Published on -11/21/2013, 10:09 AM
It isn't as if many people die on large buses in this country. The National Highway Traffic Safety Administration reports an average of 21 such deaths annually, along with close to 8,000 others who are injured.
And so, 45 years after the National Transportation Safety Board first recommended that buses by equipped with seat belts, the NHTSA issued a new federal rule this week to do just that. Kind of. And, eventually.
The rule takes effect in November 2016 for all new motorcoaches and some buses weighing more than 13 tons. As the heavy-duty carriers tend to stay on the road for decades, it will be some time before all bus riders would have to buckle up.
The rule also doesn't include school buses, city transit buses, prison buses and perimeter-seating buses, which have fewer than two rows of forward-facing seats. We assume that would be the so-called party bus.
The final rule, which amends Federal Motor Vehicle Safety Standard 208, utilizes 202 pages to explain all the details that ultimately hope to prevent 1.7 to 9.2 lives per year.
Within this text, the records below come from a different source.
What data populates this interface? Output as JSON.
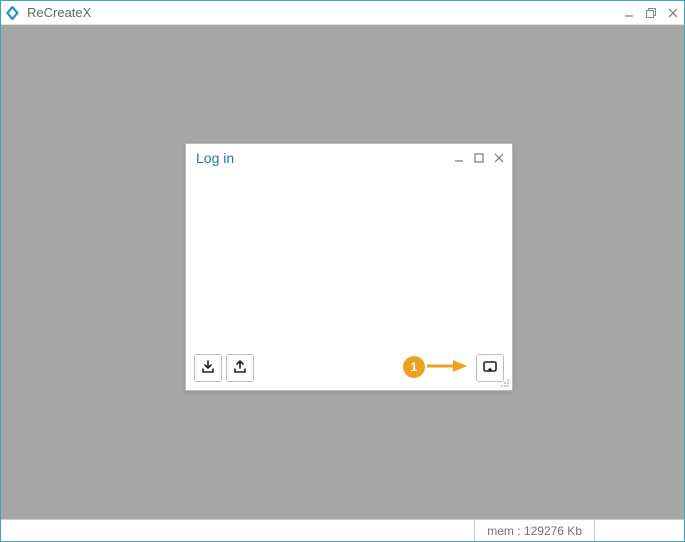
{
  "app": {
    "title": "ReCreateX"
  },
  "dialog": {
    "title": "Log in"
  },
  "icons": {
    "download": "download-icon",
    "upload": "upload-icon",
    "popout": "popout-icon"
  },
  "callout": {
    "number": "1"
  },
  "status": {
    "mem": "mem : 129276 Kb"
  }
}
"Buckling up is the most effective way to prevent deaths and injuries in all vehicular crashes, including motorcoaches," said Federal Motor Carrier Safety Administrator Anne S. Ferro. "Requiring seat belts in new models is another strong step we are taking to reach an even higher level of safety for bus passengers."
We cannot fathom how many committees, studies, resources and personnel have been involved with this issue since 1968 when the subject first came up. It is quite possible a generation of bureaucrats spent their entire careers helping develop this regulation.
If you sense a hint of cynicism, you are correct.
As every passenger car and truck on the road not only is equipped with belts, we are legally required to use them. In many states, it is a primary offense worthy of a police officer pulling you over. We never have understood why so much attention has been focused on our safety, particularly for children with the various and assorted special seats, and then allow school buses to haul dozens of unrestrained kids through the streets and down the highways.
The federal government needs to go all the way. Go ahead and make any vehicle with more than two wheels be required to have seat belts. The individual's right to decide his own safety measures already has been taken away in most cases. There is no reason children aren't being taught at a young age that's just the way it goes in America.